Still, Republican lawmakers are not expected to jump at the chance to funnel billions more in funding to deal with COVID-19. Many GOP senators balked at a recent request from the Biden administration for an additional $22.5 billion in funding to secure doses of treatments and vaccines, demanding first that the administration provide Congress with a list of pandemic expenditures using federal coffers.
“I have serious concerns about whether the administration’s request will go toward targeted and effective assistance when it can’t even account for how earlier relief dollars were spent,” Sen. John Boozman, an Arkansas Republican, told the Washington Examiner.
As the U.S. transitions from dealing with a pandemic to dealing with COVID-19 as a facet of the new normal, and more people recover from the disease, the study of long COVID-19 will expand. The most helpful studies, Duggal said, are those that include health information such as brain scans on patients both before infection and after recovering.
“Without that pre-measure, at this point where we are as our knowledge of COVID, I don’t know what’s COVID-related and what was already there and is now an incidental finding,” she said. “Perhaps with enough other studies we can get at [answering] are there certain areas of the brain we should be focusing on, are there certain types of tests that are going to be better for that diagnosis?”

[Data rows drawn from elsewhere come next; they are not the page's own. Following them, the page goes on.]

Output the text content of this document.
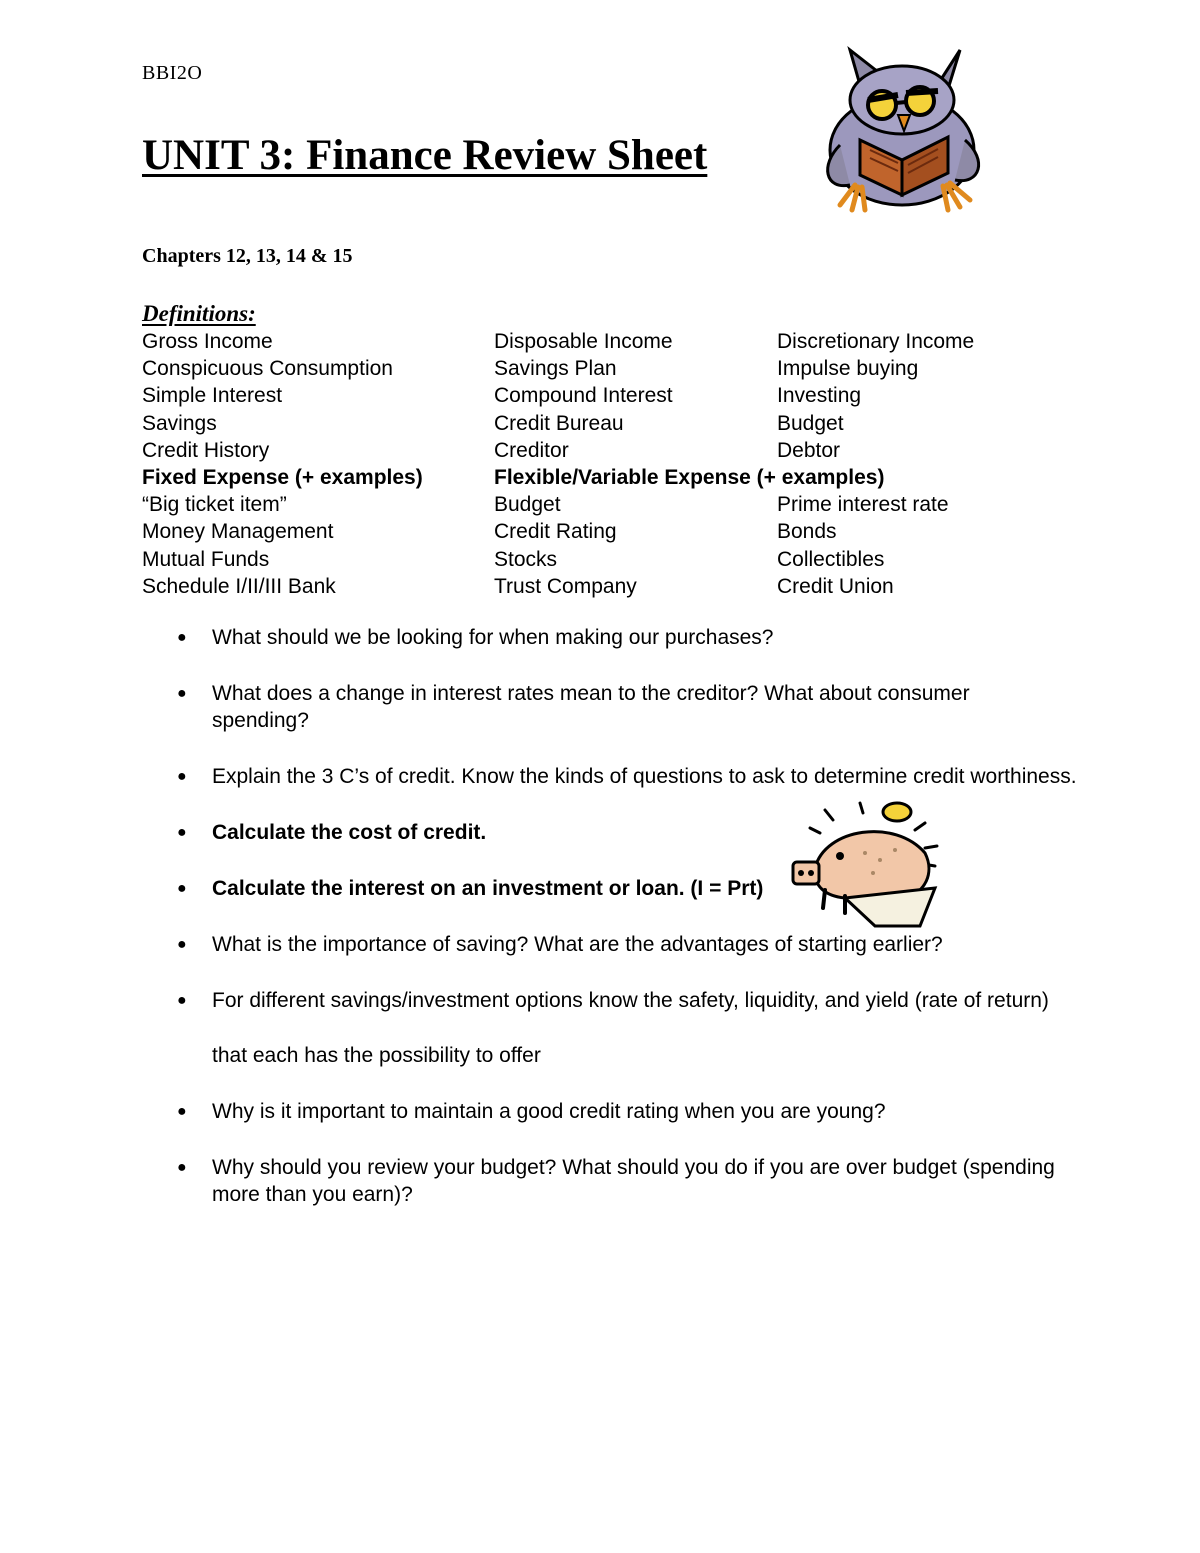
BBI2O
UNIT 3: Finance Review Sheet
Chapters 12, 13, 14 & 15
Definitions:
Gross Income	Disposable Income	Discretionary Income
Conspicuous Consumption	Savings Plan	Impulse buying
Simple Interest	Compound Interest	Investing
Savings	Credit Bureau	Budget
Credit History	Creditor	Debtor
Fixed Expense (+ examples)	Flexible/Variable Expense (+ examples)
“Big ticket item”	Budget	Prime interest rate
Money Management	Credit Rating	Bonds
Mutual Funds	Stocks	Collectibles
Schedule I/II/III Bank	Trust Company	Credit Union
● What should we be looking for when making our purchases?
● What does a change in interest rates mean to the creditor? What about consumer spending?
● Explain the 3 C’s of credit. Know the kinds of questions to ask to determine credit worthiness.
● Calculate the cost of credit.
● Calculate the interest on an investment or loan. (I = Prt)
● What is the importance of saving? What are the advantages of starting earlier?
● For different savings/investment options know the safety, liquidity, and yield (rate of return) that each has the possibility to offer
● Why is it important to maintain a good credit rating when you are young?
● Why should you review your budget? What should you do if you are over budget (spending more than you earn)?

CLICK HERE TO READ MORE FROM THE WASHINGTON EXAMINER
In the two years since the onset of the pandemic, scientists have identified specific markers in infected individuals that portend long-lasting symptoms. Among them is a measure of the amount of virus in the person’s body, also referred to as “viral load.”
Researchers from the National Institutes of Health and the University of Maryland reported late last year that once a person is infected with the coronavirus, the pathogen spreads through the body quickly, proliferating in the tissue where it can remain embedded for over seven months after symptom onset. In another study published Monday in the journal Nature, University of Oxford researchers reported that patients who had COVID-19 were more likely to see an overall decrease of whole brain volume and increased tissue damage in the areas of the brain directly involved in the sense of smell.